A New Hope for the Then-Unknown Star Wars Cast
The “Star Wars” cast probably had no idea what they were getting into when they signed on to make this classic film. Released in 1977, “Star Wars” became a cultural phenomenon almost instantly, and has spawned a massive franchise comprised of countless movies, novels, comic books, video games, cartoons, and much more. And while not all of the “Star Wars” cast members were complete unknowns when the movie was released, “Star Wars” took them to new heights of fame.
Mark Hamill stars as Luke Skywalker, a young man who wants to leave his “small town” and see the galaxy. There’s no denying that “Star Wars” was Hamill’s big break. Before that, he’d mostly made a few appearances in TV shows like “Eight is Enough” and “One Day at a Time.”
Fisher starred as Princess Leia Organa, a leader in the rebellion against the evil empire. Before joining the “Star Wars” cast, Fisher was probably best known for being the daughter of Hollywood legend Debbie Reynolds. Since “Star Wars,” Fisher has continued to act, and has also enjoyed great success as a novelist.
Harrison Ford played Han Solo, the film’s lovable rogue. Before “Star Wars,” Ford appeared in several TV shows and movies, including “American Grafitti,” another film classic. Soon after “Star Wars: The Empire Strikes Back,” Ford starred in “Raiders of the Lost Ark” at Indiana Jones, a character considered just as iconic as Han Solo.

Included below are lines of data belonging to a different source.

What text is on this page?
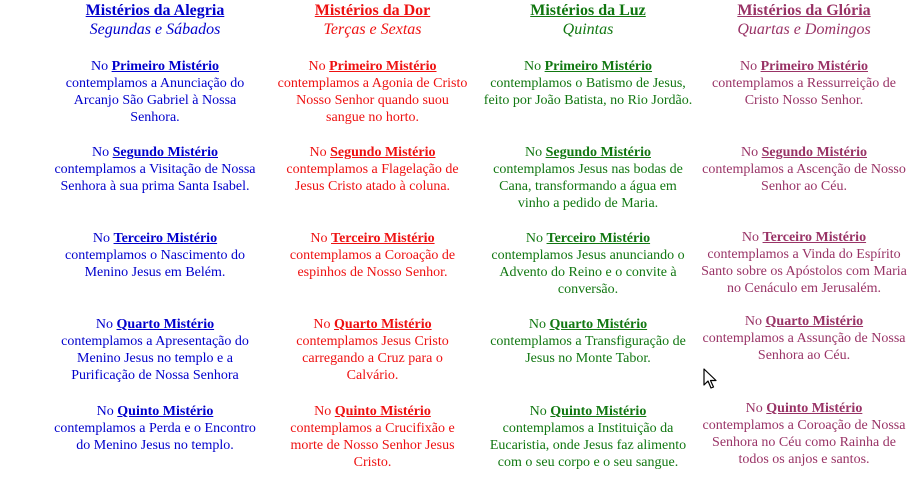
Mistérios da Alegria
Segundas e Sábados
No Primeiro Mistério
contemplamos a Anunciação do Arcanjo São Gabriel à Nossa Senhora.
No Segundo Mistério
contemplamos a Visitação de Nossa Senhora à sua prima Santa Isabel.
No Terceiro Mistério
contemplamos o Nascimento do Menino Jesus em Belém.
No Quarto Mistério
contemplamos a Apresentação do Menino Jesus no templo e a Purificação de Nossa Senhora
No Quinto Mistério
contemplamos a Perda e o Encontro do Menino Jesus no templo.
Mistérios da Dor
Terças e Sextas
No Primeiro Mistério
contemplamos a Agonia de Cristo Nosso Senhor quando suou sangue no horto.
No Segundo Mistério
contemplamos a Flagelação de Jesus Cristo atado à coluna.
No Terceiro Mistério
contemplamos a Coroação de espinhos de Nosso Senhor.
No Quarto Mistério
contemplamos Jesus Cristo carregando a Cruz para o Calvário.
No Quinto Mistério
contemplamos a Crucifixão e morte de Nosso Senhor Jesus Cristo.
Mistérios da Luz
Quintas
No Primeiro Mistério
contemplamos o Batismo de Jesus, feito por João Batista, no Rio Jordão.
No Segundo Mistério
contemplamos Jesus nas bodas de Cana, transformando a água em vinho a pedido de Maria.
No Terceiro Mistério
contemplamos Jesus anunciando o Advento do Reino e o convite à conversão.
No Quarto Mistério
contemplamos a Transfiguração de Jesus no Monte Tabor.
No Quinto Mistério
contemplamos a Instituição da Eucaristia, onde Jesus faz alimento com o seu corpo e o seu sangue.
Mistérios da Glória
Quartas e Domingos
No Primeiro Mistério
contemplamos a Ressurreição de Cristo Nosso Senhor.
No Segundo Mistério
contemplamos a Ascenção de Nosso Senhor ao Céu.
No Terceiro Mistério
contemplamos a Vinda do Espírito Santo sobre os Apóstolos com Maria no Cenáculo em Jerusalém.
No Quarto Mistério
contemplamos a Assunção de Nossa Senhora ao Céu.
No Quinto Mistério
contemplamos a Coroação de Nossa Senhora no Céu como Rainha de todos os anjos e santos.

Guinness joined the “Star Wars” cast as Obi-Wan Kenobi, one of the last of the Jedi Knights. Guiness had a long and impressive career long before “Star Wars.” In fact, he won the Best Actor Academy Award for his role in the 1957 “The Bridge Over the River Kwai.”
James Earl Jones.
This award-winning actor played Darth Vader. Or, more accurately, he was the distinct voice of Darth Vader. Like Guinness, Jones also had a long and impressive career before joining the “Star Wars” cast, which included work on television, the Broadway stage, and on the big screen in movies like “Dr. Strangelove,” “The Great White Hope,” and “Claudine.”